O segundo défice é organizacional. A lã portuguesa chega demasiadas vezes ao mercado sem escala, sem lotes homogéneos, sem classificação, sem separação por qualidade, sem rastreabilidade e sem ligação direta entre criadores, associações, lavadouros, fiações, designers e marcas. Falta coordenação entre quem produz, quem transforma e quem vende.
O terceiro défice é técnico e estatístico. Nem sabemos suficientemente bem que lã temos.
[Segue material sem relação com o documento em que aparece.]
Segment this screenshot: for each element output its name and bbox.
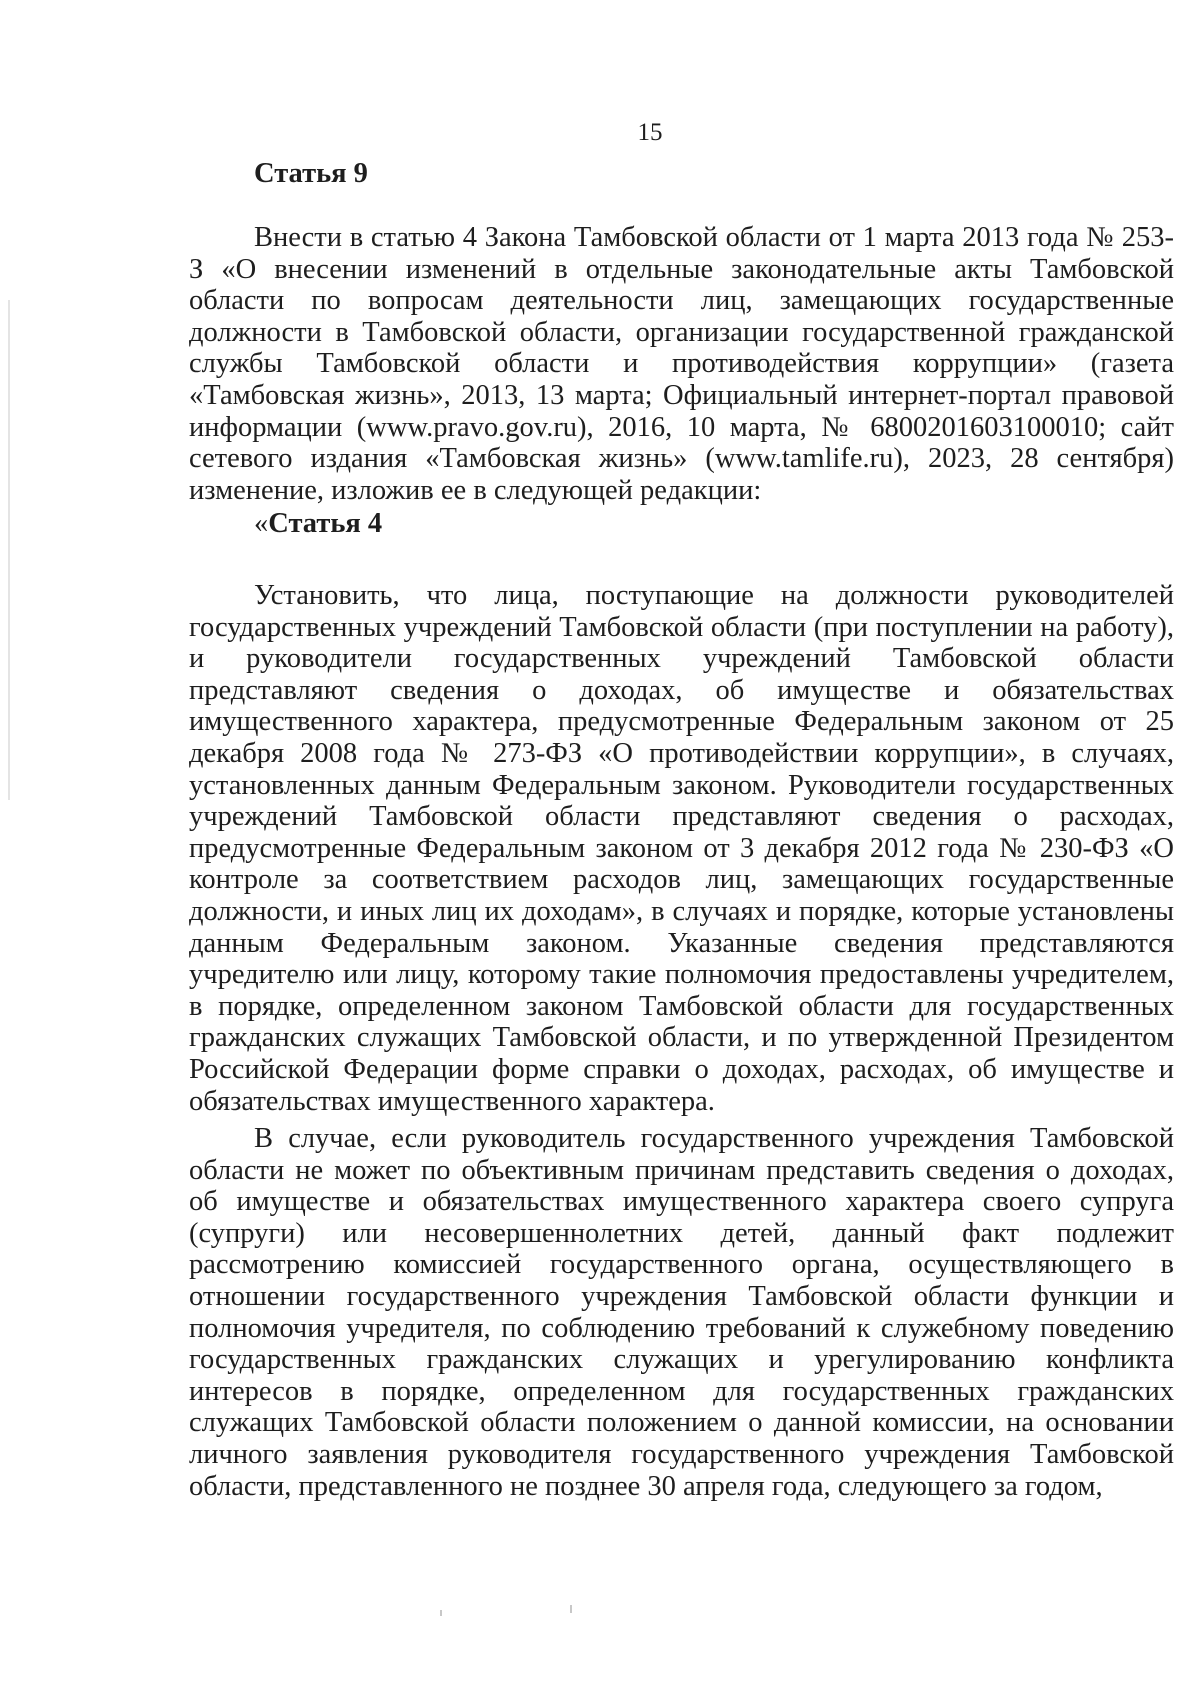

Que finura? Que comprimento de fibra? Que rendimento em lavado? Que aptidão industrial? Que raças produzem que tipo de lã? Que regiões têm massa crítica? Que percentagem é aproveitada, exportada ou abandonada? Sem dados, não há estratégia. Sem caracterização técnica, não há investimento inteligente.
O quarto défice é certificação. Num mercado global onde a origem, o bem-estar animal, a sustentabilidade e a rastreabilidade contam cada vez mais, Portugal ainda não conseguiu criar uma certificação robusta da lã nacional. Sem certificação, a lã portuguesa entra no mercado como uma commodity pobre. Com certificação, pode entrar como património produtivo, ecológico e cultural.
O quinto défice é económico. A lã não pode depender apenas do imaginário da manta, do burel ou do artesanato. Esse património é essencial, mas não chega. A valorização moderna da lã tem de olhar para têxteis técnicos, isolamento térmico e acústico, biofertilizantes, embalagens sustentáveis, cosmética, design, moda responsável e construção.
É aqui que Portugal tem de mudar a pergunta. Não basta perguntar “quanto vale a lã ao quilo?”. É preciso perguntar em que produto, mercado, história, garantia e transformação pode essa lã multiplicar o seu valor.
O sexto défice é narrativo. Portugal sabe vender vinho, azeite, queijo, turismo, paisagem e autenticidade. Mas ainda não sabe vender a lã como parte de uma economia territorial. A lã não é apenas fibra. É pastorícia, biodiversidade, raças autóctones, prevenção de incêndios, paisagem aberta, saber-fazer industrial, cultura material, design contemporâneo e economia circular.
O sétimo défice é político. Não no sentido partidário, mas estratégico. A fileira da lã precisa de uma política pública concreta, com metas, instrumentos, responsáveis e financiamento. O Parlamento já apontou caminhos: reativação das indústrias da fileira, certificação das lãs nacionais, promoção da lã como matéria-prima ecológica, apoio aos produtores, investigação aplicada, dados fiáveis e formação de tosquiadores.
O que falta, portanto, não é diagnóstico. Falta execução
Portugal precisa de um Plano Nacional para a Valorização da Lã, assente em cinco pilares: rede de recolha e classificação; infraestrutura nacional de lavagem e preparação; certificação “Lã Portuguesa”; ligação contratual entre produtores, indústria, designers e marcas; e inovação aplicada para novos usos da lã.
A lã portuguesa não perdeu valor por natureza. Perdeu valor porque foi abandonada enquanto cadeia económica
Num país que fala tanto de sustentabilidade, é paradoxal que uma fibra natural seja descartada enquanto se importam materiais sintéticos de origem fóssil. Num país que fala tanto de interior, é contraditório deixar morrer uma fileira que podia gerar rendimento e permanência em territórios de baixa densidade. Num país que fala tanto de inovação, é quase imperdoável não transformar uma matéria-prima antiga numa oportunidade nova.
A pergunta, por isso, não é apenas o que falta a Portugal para valorizar a sua lã. É esta: quantas mais matérias-primas vamos tratar como resíduos porque não fomos capazes de construir cadeia, inteligência económica e visão estratégica à sua volta?